The smell of fried Chicken in the air!

 

It is no wonder that with such constant exposure since birth we consider a proper meal in this country to be equally extravagant in preparation and inorganic in ingredients.

The average American supposedly eats out 4-5 times a week, and from what I have seen working in a market place for almost a year, the average American also buys so many prepared foods, favoring convenience over nutritional value. 

But this convenience is an illusion!

I can in five to ten minutes have prepared a healthy delicious meal

Steak and broccoli

Chicken in a Capsicum

Ground beef with zucchini and tomatoes

and in no minutes at all I can enjoy a healthy snack by grabbing a vegetable, fruit, or leftover cooked meat of my choosing.

 

But often I will focus on a single flavor say ground turkey and pair it with various seasonings.

Were our bodies not adapted to eat in this way?
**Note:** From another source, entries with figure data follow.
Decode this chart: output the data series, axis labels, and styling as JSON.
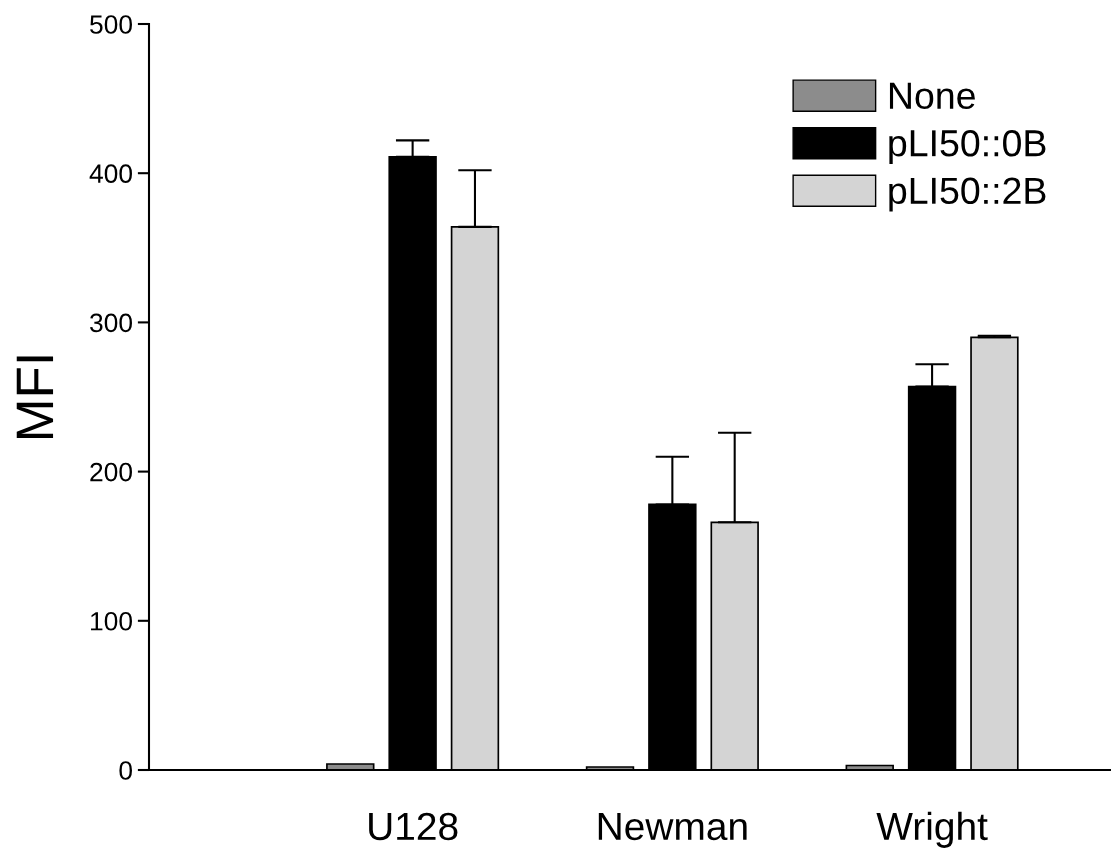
{
  "chart_data": {
    "type": "bar",
    "ylabel": "MFI",
    "categories": [
      "U128",
      "Newman",
      "Wright"
    ],
    "series": [
      {
        "name": "None",
        "color": "#8c8c8c",
        "values": [
          4,
          2,
          3
        ]
      },
      {
        "name": "pLI50::0B",
        "color": "#000000",
        "values": [
          411,
          178,
          257
        ],
        "errors": [
          [
            411,
            422
          ],
          [
            178,
            210
          ],
          [
            257,
            272
          ]
        ]
      },
      {
        "name": "pLI50::2B",
        "color": "#d4d4d4",
        "values": [
          364,
          166,
          290
        ],
        "errors": [
          [
            364,
            402
          ],
          [
            166,
            226
          ],
          [
            290,
            291
          ]
        ]
      }
    ],
    "ylim": [
      0,
      500
    ],
    "yticks": [
      0,
      100,
      200,
      300,
      400,
      500
    ],
    "grid": false,
    "legend": "top right"
  }
}
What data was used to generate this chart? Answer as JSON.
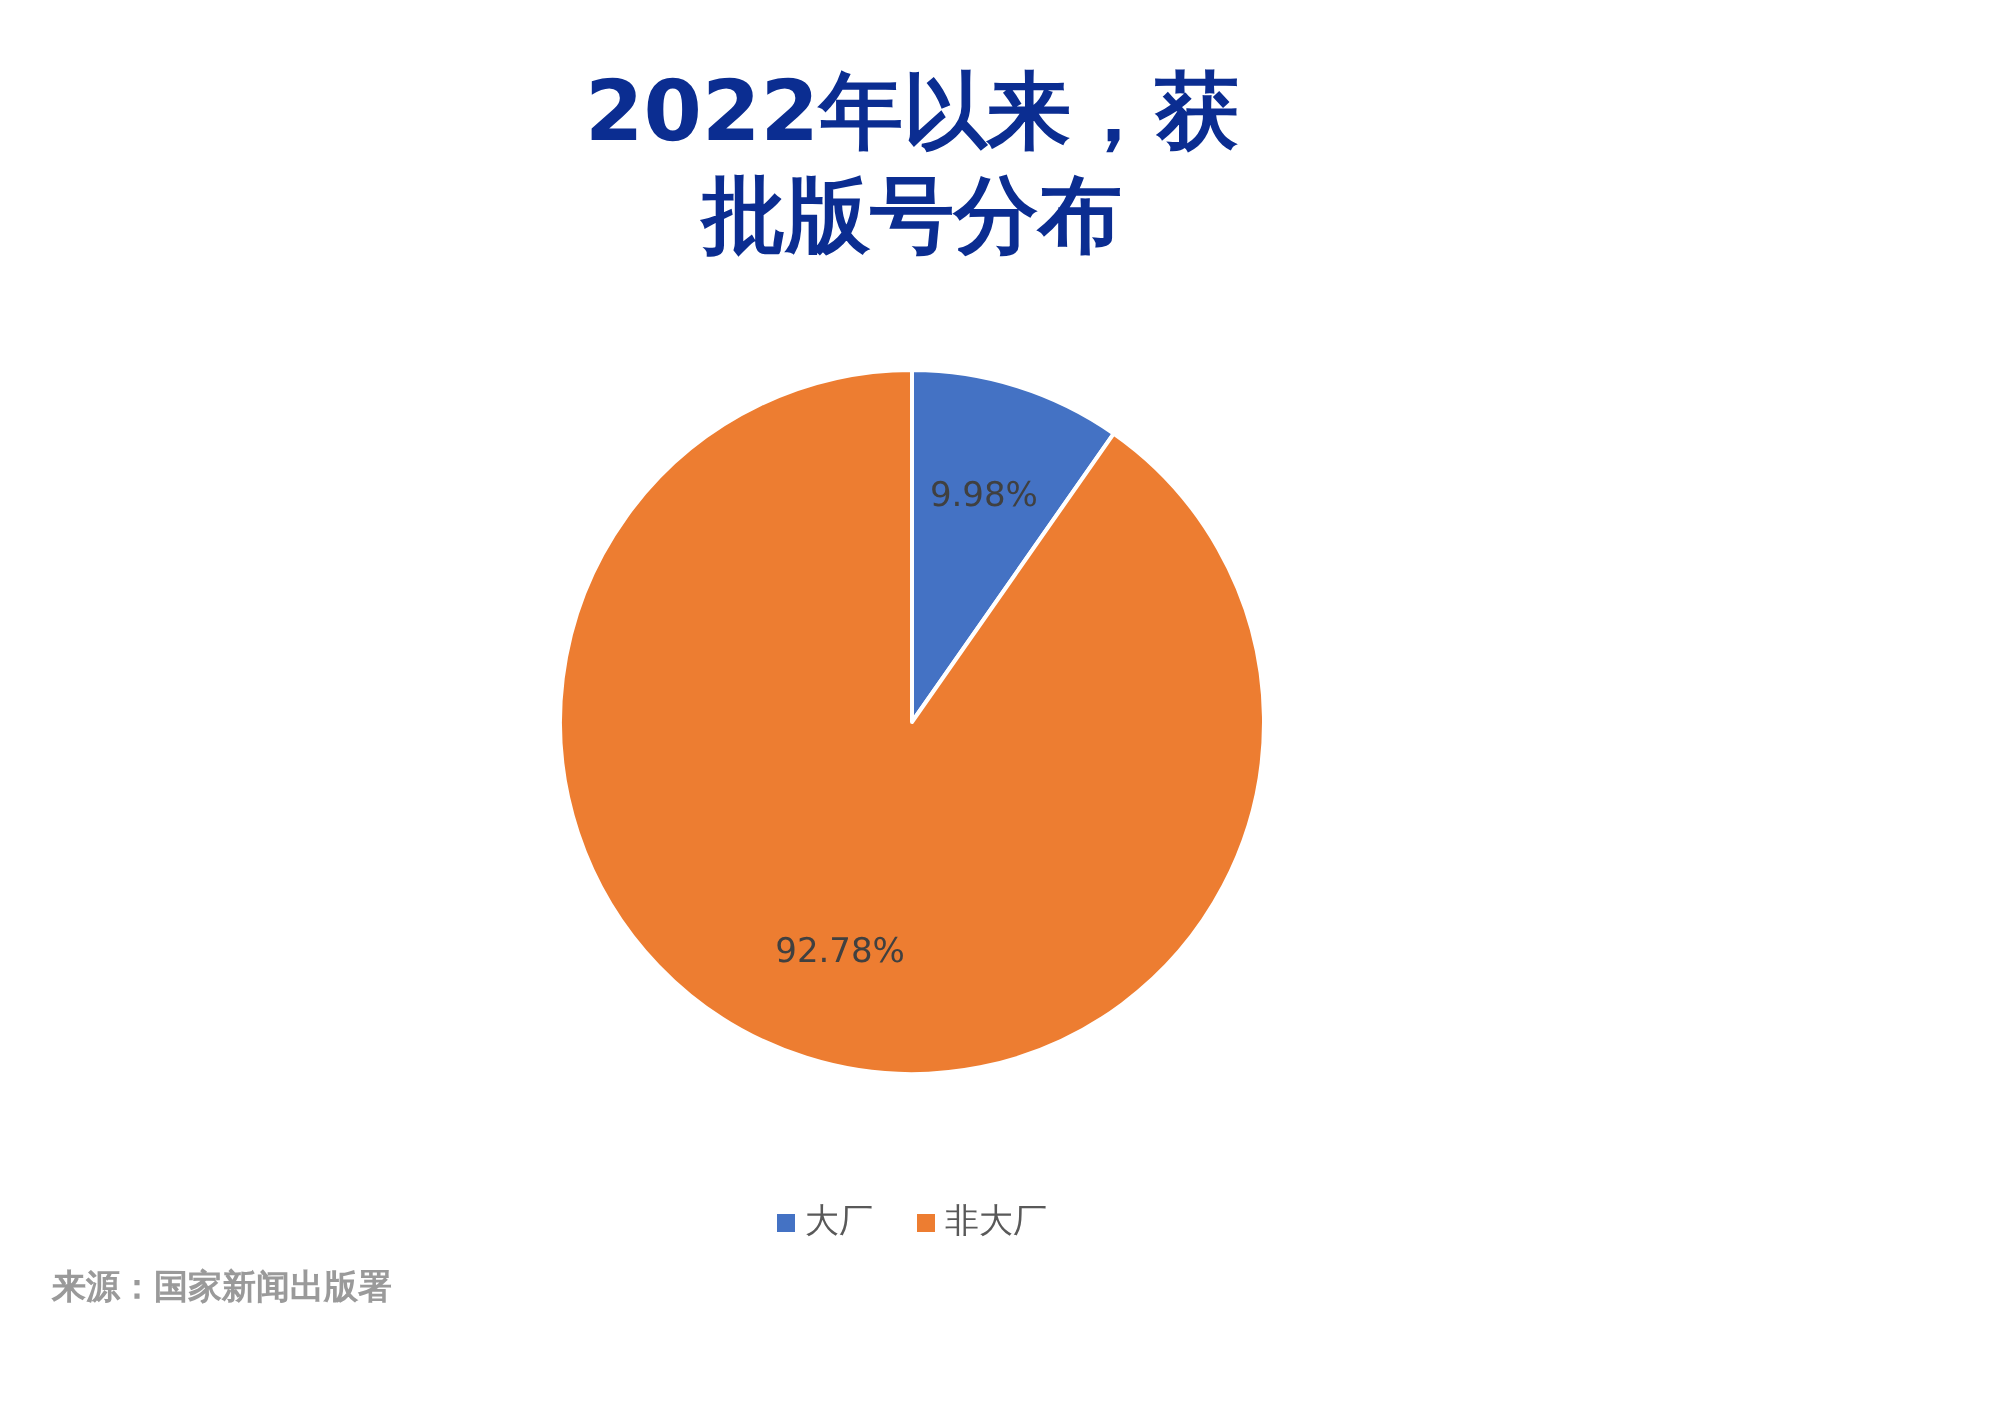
{
  "chart_data": {
    "type": "pie",
    "title": "2022年以来，获批版号分布",
    "categories": [
      "大厂",
      "非大厂"
    ],
    "values": [
      9.98,
      92.78
    ],
    "value_labels": [
      "9.98%",
      "92.78%"
    ],
    "colors": [
      "#4472c4",
      "#ed7d31"
    ],
    "legend": "bottom",
    "annotations": [
      "来源：国家新闻出版署"
    ]
  }
}
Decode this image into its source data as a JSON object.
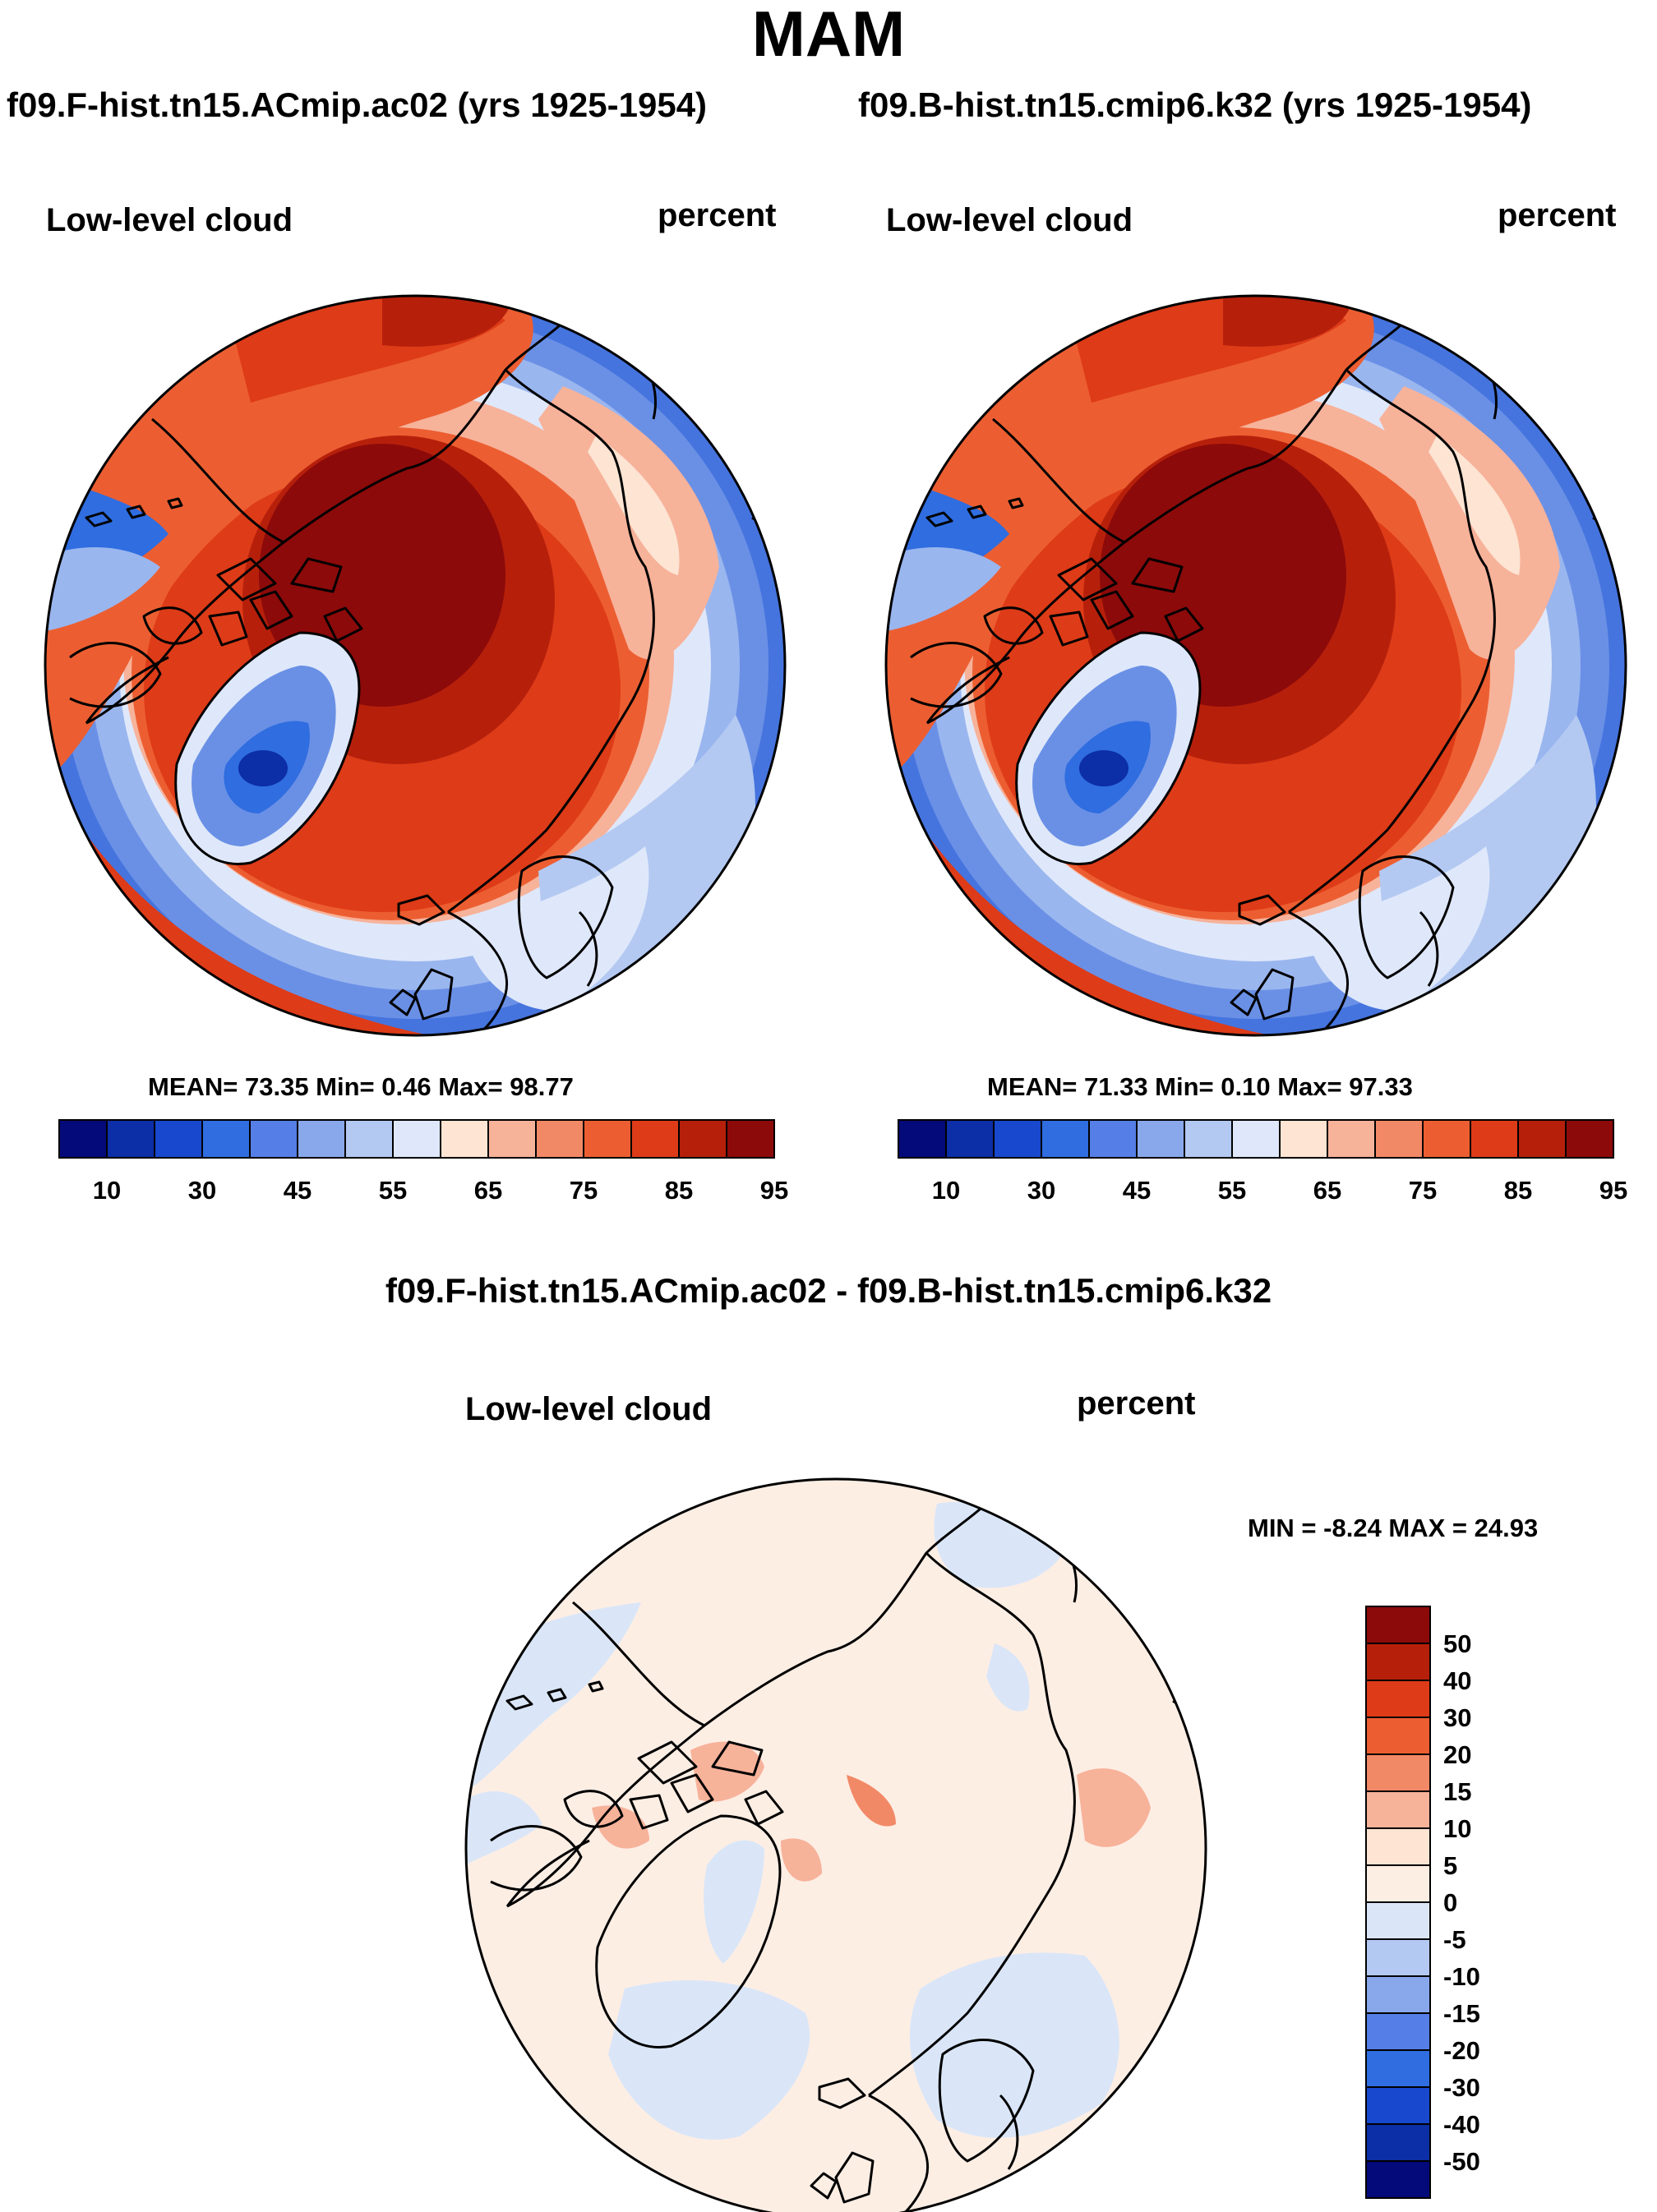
{
  "title": "MAM",
  "case_titles": {
    "left": "f09.F-hist.tn15.ACmip.ac02 (yrs 1925-1954)",
    "right": "f09.B-hist.tn15.cmip6.k32 (yrs 1925-1954)"
  },
  "panels": {
    "left": {
      "variable": "Low-level cloud",
      "units": "percent",
      "stats": "MEAN=  73.35  Min=   0.46  Max=  98.77"
    },
    "right": {
      "variable": "Low-level cloud",
      "units": "percent",
      "stats": "MEAN=  71.33  Min=   0.10  Max=  97.33"
    },
    "diff": {
      "title": "f09.F-hist.tn15.ACmip.ac02 - f09.B-hist.tn15.cmip6.k32",
      "variable": "Low-level cloud",
      "units": "percent",
      "stats": "MIN =  -8.24 MAX =  24.93"
    }
  },
  "colorbars": {
    "main": {
      "labels": [
        "10",
        "30",
        "45",
        "55",
        "65",
        "75",
        "85",
        "95"
      ],
      "colors": [
        "#040a79",
        "#0c2ea6",
        "#1848cd",
        "#2f6de0",
        "#557ee6",
        "#89a8eb",
        "#b3c9f2",
        "#dfe8fa",
        "#fde4d3",
        "#f7b29a",
        "#f28966",
        "#ec5e31",
        "#de3b18",
        "#b6200b",
        "#8d0a0a"
      ]
    },
    "diff": {
      "labels": [
        "50",
        "40",
        "30",
        "20",
        "15",
        "10",
        "5",
        "0",
        "-5",
        "-10",
        "-15",
        "-20",
        "-30",
        "-40",
        "-50"
      ],
      "colors": [
        "#8d0a0a",
        "#b6200b",
        "#de3b18",
        "#ec5e31",
        "#f28966",
        "#f7b29a",
        "#fde4d3",
        "#fdeee4",
        "#dae6f8",
        "#b3c9f2",
        "#89a8eb",
        "#557ee6",
        "#2f6de0",
        "#1848cd",
        "#0c2ea6",
        "#040a79"
      ]
    }
  }
}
To find a food source and consume it to our satisfaction?

 

Water is another subject worth questioning. I doubt we sat down by the water hole. sipping from the river as we ate a hearty plate of finely chopped bison with a days variety of vegetables.

Simply the act of drinking water dilutes the digestive juices and certainly does not aid digestive juices hard at work. Pre-agricultural man obtained most of his water from the food he ate.

The reason why we drink so much water is the fault of our unnaturally high carbohydrate diets

Seriously: http://ajpregu.physiology.org/content/266/3/R682.abstract

There is no evidence that drinking 8 glasses a day does anything of value, so feel free to drink only when you are actually thirsty.